Republican gubernatorial candidate Toby Doeden says South Dakota needs to put inmates back to work like Bill Janklow did:
And number 2, you know, not to me specifically, but you mentioned it, and it’s important enough for me to follow up on what Governor Janklow did by putting the inmates to work was an effective program. That has largely gone away. We don’t do that anymore. So we’re paying to house criminals in our state prison system, many of which are nonviolent criminals, OK? So we’re paying to house them, but we’re getting nothing in return. Why aren’t we putting these folks to work, right? That’s certainly one of the ideas I look at, you know, we’ll look at as governor and reinstating. I think Governor Janklow got that one right [Toby Doeden, interviewed by Meghan O’Brien, “How Governor Candidate Toby Doeden Says He’ll Phase Out Property Taxes,” South Dakota Searchlight, 2026.05.15, from transcript].
Doeden is wrong on philosophy and facts.
First, philosophically, saying we get no return on what we spend to house convicts is false. We invest in prisons because we seek justice. We punish those who violate the law by denying them liberty. We protect the public by separating convicts from the general population. We shelter, feed, and supervise lawbreakers with an eye toward persuading them to straighten up, fly right, and not come back after we release them. Even if criminals don’t do a lick of work and instead just sit in their cells for months or years, we get something for the money we invest in incarceration.
But we do get work from our prisoners. Toby, have you ever heard of Pheasantland Industries?

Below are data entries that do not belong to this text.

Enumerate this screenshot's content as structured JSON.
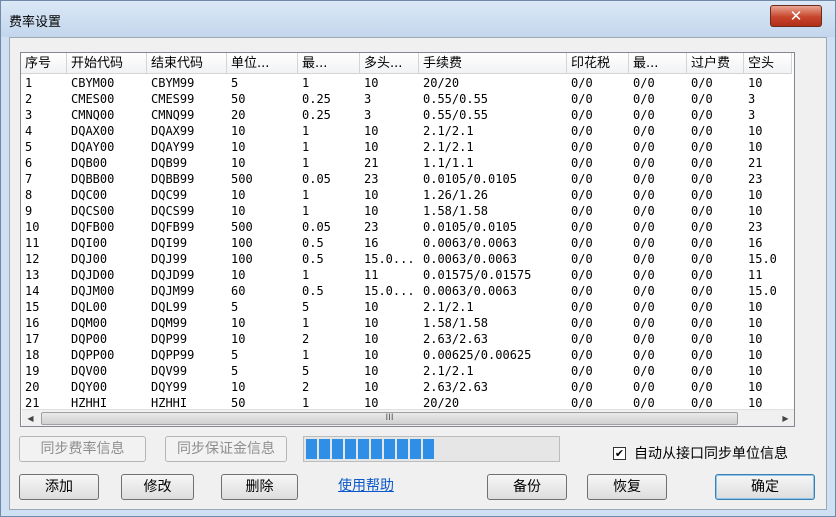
{
  "window": {
    "title": "费率设置",
    "close_glyph": "✕"
  },
  "table": {
    "columns": [
      "序号",
      "开始代码",
      "结束代码",
      "单位...",
      "最...",
      "多头...",
      "手续费",
      "印花税",
      "最...",
      "过户费",
      "空头"
    ],
    "rows": [
      [
        "1",
        "CBYM00",
        "CBYM99",
        "5",
        "1",
        "10",
        "20/20",
        "0/0",
        "0/0",
        "0/0",
        "10"
      ],
      [
        "2",
        "CMES00",
        "CMES99",
        "50",
        "0.25",
        "3",
        "0.55/0.55",
        "0/0",
        "0/0",
        "0/0",
        "3"
      ],
      [
        "3",
        "CMNQ00",
        "CMNQ99",
        "20",
        "0.25",
        "3",
        "0.55/0.55",
        "0/0",
        "0/0",
        "0/0",
        "3"
      ],
      [
        "4",
        "DQAX00",
        "DQAX99",
        "10",
        "1",
        "10",
        "2.1/2.1",
        "0/0",
        "0/0",
        "0/0",
        "10"
      ],
      [
        "5",
        "DQAY00",
        "DQAY99",
        "10",
        "1",
        "10",
        "2.1/2.1",
        "0/0",
        "0/0",
        "0/0",
        "10"
      ],
      [
        "6",
        "DQB00",
        "DQB99",
        "10",
        "1",
        "21",
        "1.1/1.1",
        "0/0",
        "0/0",
        "0/0",
        "21"
      ],
      [
        "7",
        "DQBB00",
        "DQBB99",
        "500",
        "0.05",
        "23",
        "0.0105/0.0105",
        "0/0",
        "0/0",
        "0/0",
        "23"
      ],
      [
        "8",
        "DQC00",
        "DQC99",
        "10",
        "1",
        "10",
        "1.26/1.26",
        "0/0",
        "0/0",
        "0/0",
        "10"
      ],
      [
        "9",
        "DQCS00",
        "DQCS99",
        "10",
        "1",
        "10",
        "1.58/1.58",
        "0/0",
        "0/0",
        "0/0",
        "10"
      ],
      [
        "10",
        "DQFB00",
        "DQFB99",
        "500",
        "0.05",
        "23",
        "0.0105/0.0105",
        "0/0",
        "0/0",
        "0/0",
        "23"
      ],
      [
        "11",
        "DQI00",
        "DQI99",
        "100",
        "0.5",
        "16",
        "0.0063/0.0063",
        "0/0",
        "0/0",
        "0/0",
        "16"
      ],
      [
        "12",
        "DQJ00",
        "DQJ99",
        "100",
        "0.5",
        "15.0...",
        "0.0063/0.0063",
        "0/0",
        "0/0",
        "0/0",
        "15.0"
      ],
      [
        "13",
        "DQJD00",
        "DQJD99",
        "10",
        "1",
        "11",
        "0.01575/0.01575",
        "0/0",
        "0/0",
        "0/0",
        "11"
      ],
      [
        "14",
        "DQJM00",
        "DQJM99",
        "60",
        "0.5",
        "15.0...",
        "0.0063/0.0063",
        "0/0",
        "0/0",
        "0/0",
        "15.0"
      ],
      [
        "15",
        "DQL00",
        "DQL99",
        "5",
        "5",
        "10",
        "2.1/2.1",
        "0/0",
        "0/0",
        "0/0",
        "10"
      ],
      [
        "16",
        "DQM00",
        "DQM99",
        "10",
        "1",
        "10",
        "1.58/1.58",
        "0/0",
        "0/0",
        "0/0",
        "10"
      ],
      [
        "17",
        "DQP00",
        "DQP99",
        "10",
        "2",
        "10",
        "2.63/2.63",
        "0/0",
        "0/0",
        "0/0",
        "10"
      ],
      [
        "18",
        "DQPP00",
        "DQPP99",
        "5",
        "1",
        "10",
        "0.00625/0.00625",
        "0/0",
        "0/0",
        "0/0",
        "10"
      ],
      [
        "19",
        "DQV00",
        "DQV99",
        "5",
        "5",
        "10",
        "2.1/2.1",
        "0/0",
        "0/0",
        "0/0",
        "10"
      ],
      [
        "20",
        "DQY00",
        "DQY99",
        "10",
        "2",
        "10",
        "2.63/2.63",
        "0/0",
        "0/0",
        "0/0",
        "10"
      ],
      [
        "21",
        "HZHHI",
        "HZHHI",
        "50",
        "1",
        "10",
        "20/20",
        "0/0",
        "0/0",
        "0/0",
        "10"
      ]
    ]
  },
  "scroll": {
    "up": "▲",
    "down": "▼",
    "left": "◀",
    "right": "▶",
    "grip": "III"
  },
  "buttons": {
    "sync_fee": "同步费率信息",
    "sync_margin": "同步保证金信息",
    "add": "添加",
    "edit": "修改",
    "delete": "删除",
    "help": "使用帮助",
    "backup": "备份",
    "restore": "恢复",
    "ok": "确定"
  },
  "progress": {
    "value_fraction": 0.55,
    "blocks": 11
  },
  "checkbox": {
    "label": "自动从接口同步单位信息",
    "checked": true,
    "mark": "✔"
  }
}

It’s the current incarnation of the prison industries established at the state pen over a century ago (in the 1920s, according to Pheasantland Industries’ FY1993 annual report, or maybe in our first full year of statehood, 1890, according to the FY2025 annual report), long before Bill Janklow was a glimmer or mote in anyone’s eye. In FY2025, Pheasantland Industries had 165 offenders making license plates, signs, braille materials, clothing, and other goods and working in their commissary warehouse.
It’s also self-sustaining, covering its $5,174,060 budget with the revenue from its sales.
Getting labor out of criminals is not an essential part of corrections. But offering inmates opportunities to work seems a reasonable way to build inmates’ job skills and sense of purpose and responsibility and perhaps make them more likely to succeed in the world when they leave prison and never come back.
Putting inmates to work is a reasonable idea, and South Dakota already does it. It wasn’t Bill Janklow’s bright idea, and it isn’t Toby Doeden’s.